Since MiCA's full rollout on 1 July 2026, most of the content circulating about crypto payment provider compliance is aimed at online platforms, e-commerce, iGaming, marketplaces. A physical merchant trying to figure out what MiCA changes for them struggles to find a direct answer, because the players dominating the conversation are built for online payment, not for the checkout counter.
The most visible crypto payment gateways today offer checkout solutions, payment links, e-commerce integrations. That's a coherent architecture choice for their target market, but it leaves a complete blind spot on physical retail. A merchant with a point of sale, a till, payment terminals already installed, doesn't find an answer to their actual need in these solutions, which is adding crypto to existing infrastructure, not building a new online payment flow.

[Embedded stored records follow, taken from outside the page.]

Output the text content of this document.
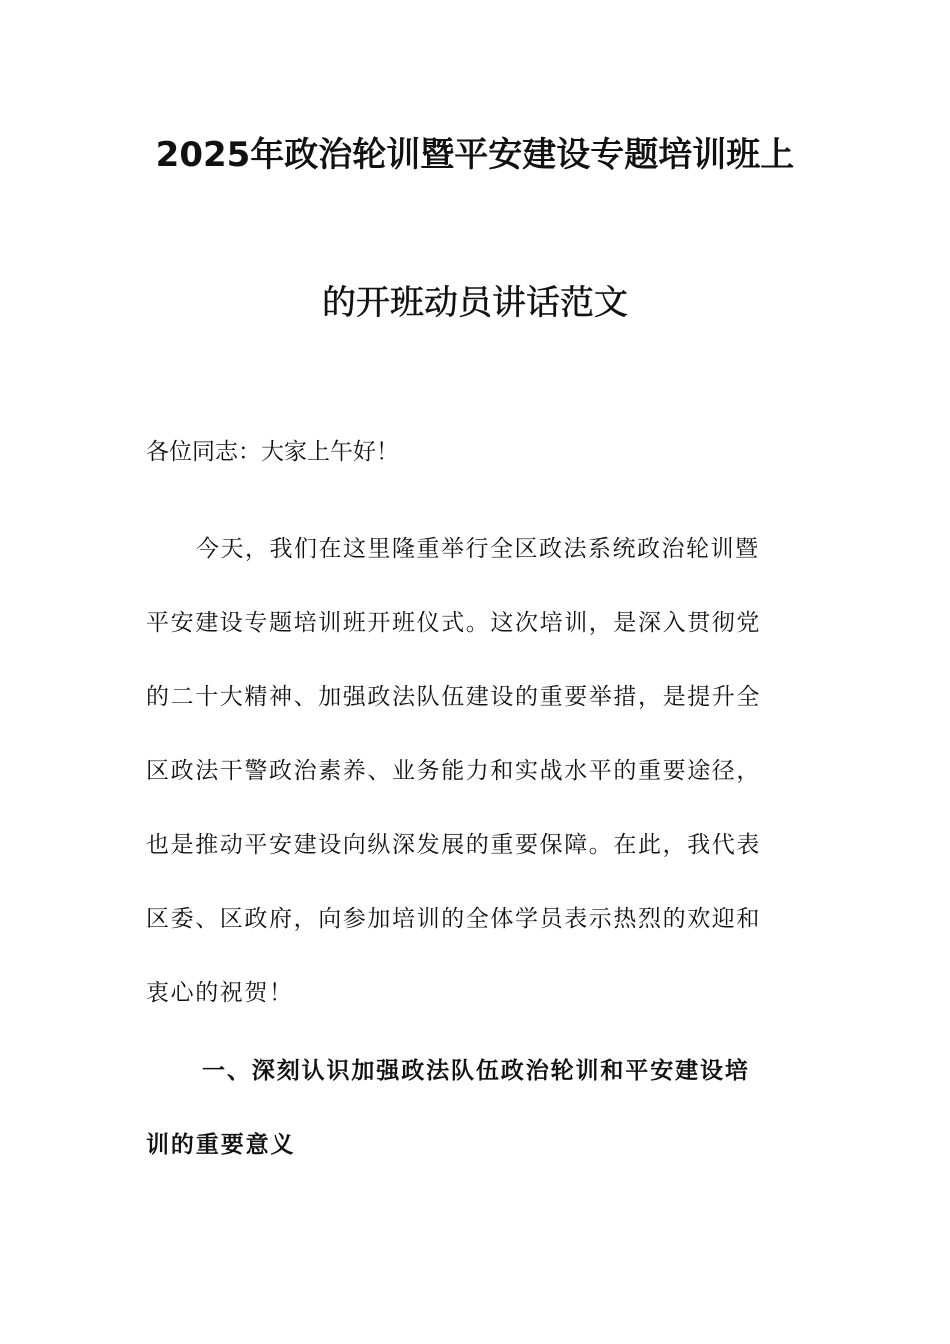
2025年政治轮训暨平安建设专题培训班上
的开班动员讲话范文
各位同志：大家上午好！
今天，我们在这里隆重举行全区政法系统政治轮训暨
平安建设专题培训班开班仪式。这次培训，是深入贯彻党
的二十大精神、加强政法队伍建设的重要举措，是提升全
区政法干警政治素养、业务能力和实战水平的重要途径，
也是推动平安建设向纵深发展的重要保障。在此，我代表
区委、区政府，向参加培训的全体学员表示热烈的欢迎和
衷心的祝贺！
一、深刻认识加强政法队伍政治轮训和平安建设培
训的重要意义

MiCA tightened regulatory requirements across all crypto payment providers, including those serving online only. A physical merchant considering adding crypto now faces a limited choice: either adapt a solution built for e-commerce to their point of sale, with all the friction that involves, or find a provider that built its offering directly for the physical terrain.
A physical retailer wanting to accept crypto doesn't need a new checkout system. Integration needs to happen on terminals already in place, Ingenico, Verifone, Sunmi, PAX or Landi, with no hardware replacement. This is a fundamental difference from a solution built for online checkout, which by default assumes there's no physical hardware to integrate with.
Local merchants and luxury brands operating in physical stores run into the same lack of a fitting answer in the current market offering. Yet crypto demand clearly exists in these segments, driven by a customer base that already holds digital assets and would rather pay directly in-store than go through a prior conversion.
A PSP or merchant looking for a crypto solution for their physical point of sale should check that the provider covers three things online gateways generally don't address: compatibility with checkout hardware already installed, settlement in euros or regulated stablecoins directly on the existing checkout flow, and a verifiable regulatory status, licensed as a payment agent under ACPR.
A business with both a physical location and an e-commerce site shouldn't have to choose between two different providers depending on the channel. The same infrastructure can cover the physical point of sale and the e-commerce flow, with a single consolidated settlement, rather than managing two separate crypto payment flows.